楓
ニュージランド南島をレンタカーで車で走っている。助手席に乗っているのは28歳の木下亜子(福原遥)、車を運転しているのは須永恵(福士蒼汰)。ひとつ年上の恵は亜子の恋人。ふたりの趣味は天体観察、恋人同士なってから10年以上が経つ。小さなカフェのテラス席で喉を潤した後、近くを散策した。亜子は夕焼けの色の楓を拾う。亜子は高校生の頃は毎日星を見ていた。ナミビア、アイベラ半島、そしてここテカポは、世界一星空が綺麗なところに選ばれている。亜子は助手席に背中を沈めると手にしている楓をくるくる回す。その時の反対車線を走ってきた大型車が道を逸れてこちらに突っ込んできた。恵は死んで、亜子は物が二重に見える後遺症が残った。
ショックで混乱した亜子は瓜二つの双子の弟涼を恵だと思い込んでしまうが、涼は本当のことを言えずにいた。幼馴染の梶野(宮沢氷魚)だけが真実を知り涼を見守っていた。涼を慕う遠藤日和(石井杏奈)と亜子の行きつけの店の店長(宮近海斗)が違和感を抱き始める。亜子が涼を恵君と呼んだからだ。
楓
監督:行定 勲
脚本:高橋泉
原案・主題歌:スピッツ「楓」
ネタバレあり
亜子と梶野は共同で、天体アプリの開発を手掛ける小さな会社を経営している。恵の本棚には天文関係の本が並び、望遠鏡の鏡筒には「Kei」の文字は刻印されていた。出勤の手段は亜子は電車で、涼はバスで通っている。涼は公園の裏手のコインロッカーからリックを出した。黒いリックには薄手の上着、Tシャツ、パンツが収められている。公衆トイレで着替えて恵に変装するのだ。涼は大丈夫、自分はまだ演じ続けることができると自分に言い聞かせている。
二重の生活に戸惑いながらも、明るく真っ直ぐの亜子に涼は惹かれていく。いつしか亜子は涼にとって一番大切な人になっていた。一方、亜子は打ち明けられない秘密がある。

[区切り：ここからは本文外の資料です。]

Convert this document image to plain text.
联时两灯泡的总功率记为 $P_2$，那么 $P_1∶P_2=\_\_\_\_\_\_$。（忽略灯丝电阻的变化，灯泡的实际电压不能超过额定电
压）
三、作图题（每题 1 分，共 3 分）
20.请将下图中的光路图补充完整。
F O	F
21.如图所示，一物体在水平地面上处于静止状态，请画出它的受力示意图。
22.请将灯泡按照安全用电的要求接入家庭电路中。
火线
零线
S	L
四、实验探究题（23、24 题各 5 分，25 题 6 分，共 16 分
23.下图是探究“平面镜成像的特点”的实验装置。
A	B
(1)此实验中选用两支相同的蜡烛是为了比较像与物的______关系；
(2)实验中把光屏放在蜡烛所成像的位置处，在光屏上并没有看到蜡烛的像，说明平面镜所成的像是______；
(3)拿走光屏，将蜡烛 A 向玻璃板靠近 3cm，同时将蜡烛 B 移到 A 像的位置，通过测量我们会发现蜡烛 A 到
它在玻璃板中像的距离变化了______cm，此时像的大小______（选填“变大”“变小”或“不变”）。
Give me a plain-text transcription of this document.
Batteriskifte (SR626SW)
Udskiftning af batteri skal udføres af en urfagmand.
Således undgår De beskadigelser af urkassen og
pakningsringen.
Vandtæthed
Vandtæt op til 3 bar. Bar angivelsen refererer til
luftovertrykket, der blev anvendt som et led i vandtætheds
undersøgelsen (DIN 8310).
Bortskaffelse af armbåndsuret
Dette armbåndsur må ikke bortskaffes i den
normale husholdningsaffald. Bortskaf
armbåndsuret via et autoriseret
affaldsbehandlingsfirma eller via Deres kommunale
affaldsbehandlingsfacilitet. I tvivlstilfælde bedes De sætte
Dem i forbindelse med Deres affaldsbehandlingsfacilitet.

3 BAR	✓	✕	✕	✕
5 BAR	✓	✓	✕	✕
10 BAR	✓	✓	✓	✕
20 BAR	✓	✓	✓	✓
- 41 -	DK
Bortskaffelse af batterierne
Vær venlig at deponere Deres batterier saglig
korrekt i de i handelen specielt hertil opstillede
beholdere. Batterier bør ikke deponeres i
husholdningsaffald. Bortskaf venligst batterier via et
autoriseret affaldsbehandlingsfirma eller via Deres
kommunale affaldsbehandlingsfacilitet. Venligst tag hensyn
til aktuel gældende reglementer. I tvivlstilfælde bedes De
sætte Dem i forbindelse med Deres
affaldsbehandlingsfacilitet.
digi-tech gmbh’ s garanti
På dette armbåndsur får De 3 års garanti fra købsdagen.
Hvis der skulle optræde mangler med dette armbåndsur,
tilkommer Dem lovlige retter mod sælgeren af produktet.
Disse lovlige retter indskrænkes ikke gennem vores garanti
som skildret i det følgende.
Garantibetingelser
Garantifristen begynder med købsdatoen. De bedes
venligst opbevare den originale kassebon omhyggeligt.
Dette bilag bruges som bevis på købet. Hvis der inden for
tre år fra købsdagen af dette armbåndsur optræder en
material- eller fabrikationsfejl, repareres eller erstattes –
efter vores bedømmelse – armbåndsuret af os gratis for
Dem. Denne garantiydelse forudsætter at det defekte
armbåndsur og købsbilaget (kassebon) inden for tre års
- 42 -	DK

12年前の冬の夜、暗い空き地で2人とも高校のブレザーを着て亜子と恵は望遠鏡で星空を見ていた。彗星に発見
者の名前が命名されるのを知ってわくわくした。亜子が発見すれば、木下彗星となる。
亜子は複視の手術が必要だった。入院する期間を出張と偽って涼に伝えた。涼が仕事道具を運んでいるのを後輩の日和が見ていて、「亜子さんの手術の日に浮気かよ」と雄介に言われ、亜子の入院している病院に向かって走り出した。亜子は「すぐ終わるし、いつまでも頼ってばかりじゃー」「頼っていいんだよ」涼は優しく言った。雄介と日和は恵と名乗る涼に疑問を抱いた。雄介はネットで検索をして、「ニュージランド レンタカーで正面衝突 日本人男性死亡」の記事を見つけた。
病室に初対面の日和がアコを訪ねってきた。
「わかっているんですよね?・・・ずっといっしょにいるの・・・涼君だって」と日和が聞くと 、「・・・最初からわかっていました」とあっさり亜子は認めた。

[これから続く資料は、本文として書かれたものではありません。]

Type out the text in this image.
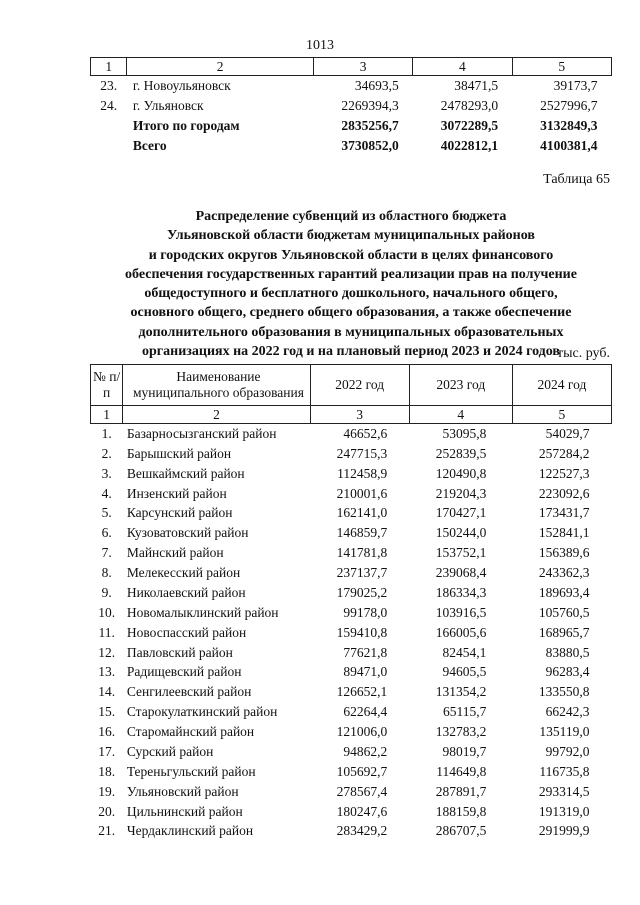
1013
1	2	3	4	5
23.	г. Новоульяновск	34693,5	38471,5	39173,7
24.	г. Ульяновск	2269394,3	2478293,0	2527996,7
	Итого по городам	2835256,7	3072289,5	3132849,3
	Всего	3730852,0	4022812,1	4100381,4
Таблица 65
Распределение субвенций из областного бюджета
Ульяновской области бюджетам муниципальных районов
и городских округов Ульяновской области в целях финансового
обеспечения государственных гарантий реализации прав на получение
общедоступного и бесплатного дошкольного, начального общего,
основного общего, среднего общего образования, а также обеспечение
дополнительного образования в муниципальных образовательных
организациях на 2022 год и на плановый период 2023 и 2024 годов
тыс. руб.
№ п/п	Наименование муниципального образования	2022 год	2023 год	2024 год
1	2	3	4	5
1.	Базарносызганский район	46652,6	53095,8	54029,7
2.	Барышский район	247715,3	252839,5	257284,2
3.	Вешкаймский район	112458,9	120490,8	122527,3
4.	Инзенский район	210001,6	219204,3	223092,6
5.	Карсунский район	162141,0	170427,1	173431,7
6.	Кузоватовский район	146859,7	150244,0	152841,1
7.	Майнский район	141781,8	153752,1	156389,6
8.	Мелекесский район	237137,7	239068,4	243362,3
9.	Николаевский район	179025,2	186334,3	189693,4
10.	Новомалыклинский район	99178,0	103916,5	105760,5
11.	Новоспасский район	159410,8	166005,6	168965,7
12.	Павловский район	77621,8	82454,1	83880,5
13.	Радищевский район	89471,0	94605,5	96283,4
14.	Сенгилеевский район	126652,1	131354,2	133550,8
15.	Старокулаткинский район	62264,4	65115,7	66242,3
16.	Старомайнский район	121006,0	132783,2	135119,0
17.	Сурский район	94862,2	98019,7	99792,0
18.	Тереньгульский район	105692,7	114649,8	116735,8
19.	Ульяновский район	278567,4	287891,7	293314,5
20.	Цильнинский район	180247,6	188159,8	191319,0
21.	Чердаклинский район	283429,2	286707,5	291999,9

亜子は恵の葬儀の行われた日、暗い部屋に死んだように横たわっていた。メッセージアプリを開いて、「そちらは彗星が見えますか?」と打った。既読がついた。一瞬、恵が生きていると思った。
3年が経った。雄介の店で亜子と日和が飲んでいる。日和がバッグから雑紙『星ナビ』を取り出した。須永涼の記事が載っている。記事にはナミビアからアイベラ半島を回っていると書かかれている。

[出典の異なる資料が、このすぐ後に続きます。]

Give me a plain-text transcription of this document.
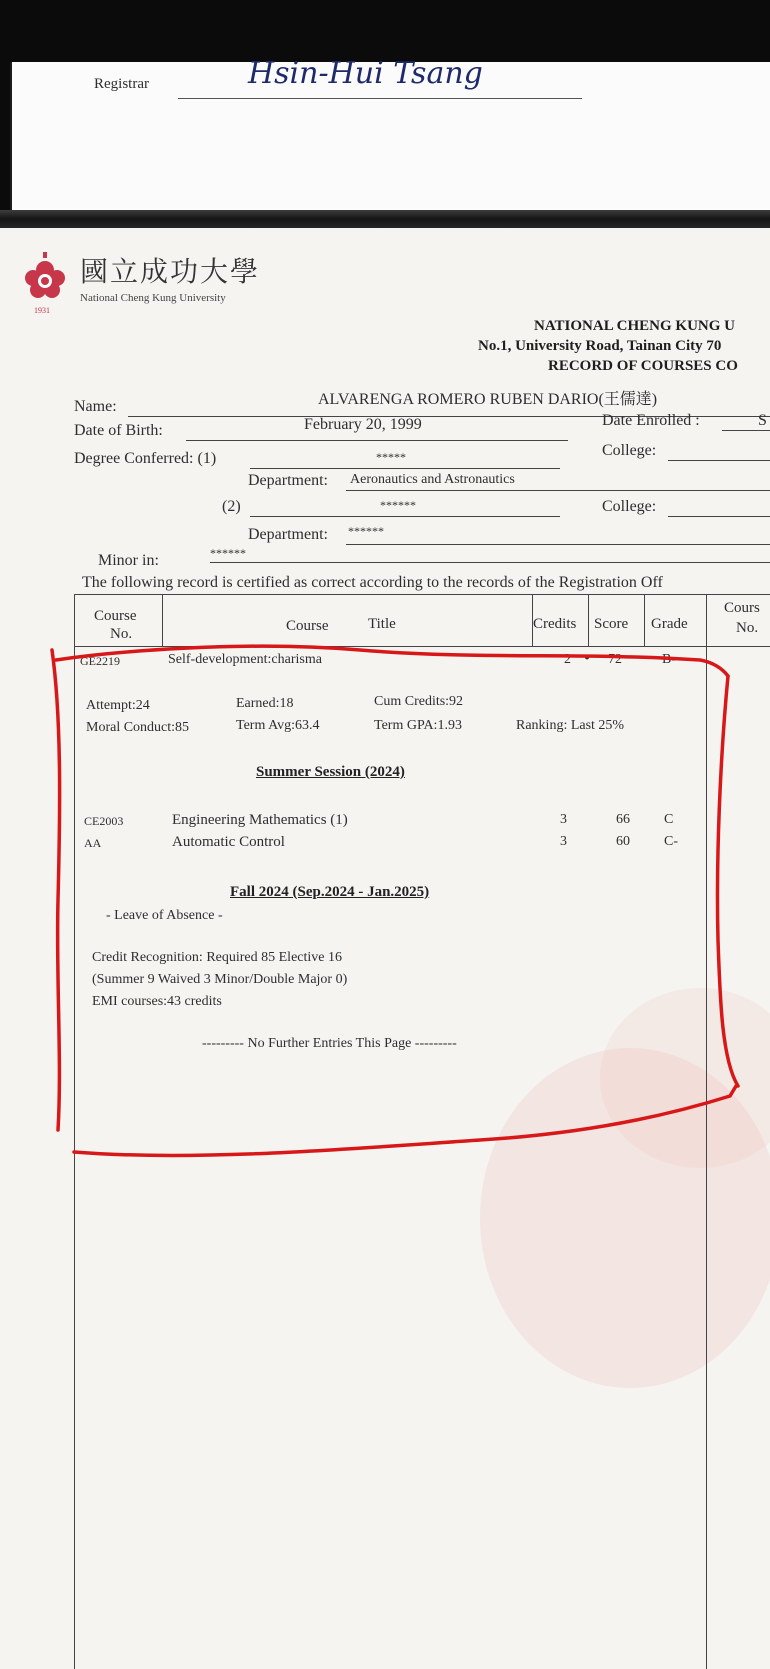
Registrar	Hsin-Hui Tsang
1931
國立成功大學
National Cheng Kung University
NATIONAL CHENG KUNG U
No.1, University Road, Tainan City 70
RECORD OF COURSES CO
Name:	ALVARENGA ROMERO RUBEN DARIO(王儒達)
Date of Birth:	February 20, 1999	Date Enrolled :	S
Degree Conferred: (1)	*****	College:
Department: Aeronautics and Astronautics
(2)	******	College:
Department: ******
Minor in:	******
The following record is certified as correct according to the records of the Registration Off
Course
No.	Course	Title	Credits Score Grade
Cours
No.
GE2219	Self-development:charisma	2 ● 72	B-
Attempt:24	Earned:18	Cum Credits:92
Moral Conduct:85	Term Avg:63.4	Term GPA:1.93	Ranking: Last 25%
Summer Session (2024)
CE2003	Engineering Mathematics (1)	3	66 C
AA	Automatic Control	3	60 C-
Fall 2024 (Sep.2024 - Jan.2025)
- Leave of Absence -
Credit Recognition: Required 85 Elective 16
(Summer 9 Waived 3 Minor/Double Major 0)
EMI courses:43 credits
--------- No Further Entries This Page ---------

亜子は新星発見アプリで新星を発見したと思った。急いで国立天文台に連絡をすると、残念ながら亜子より早く連絡した人がいた。亜子の他にも遅れて発見を連絡してきた人がいたという。その人物の連絡先を尋ねた。
亜子はニュージランドの夕方にテカポ湖にきている。涼がカメラを構えて夜空を見上げる人たちを撮っていた。そこで亜子が涼を見つけ、ふたりは満天に星空を見上げた。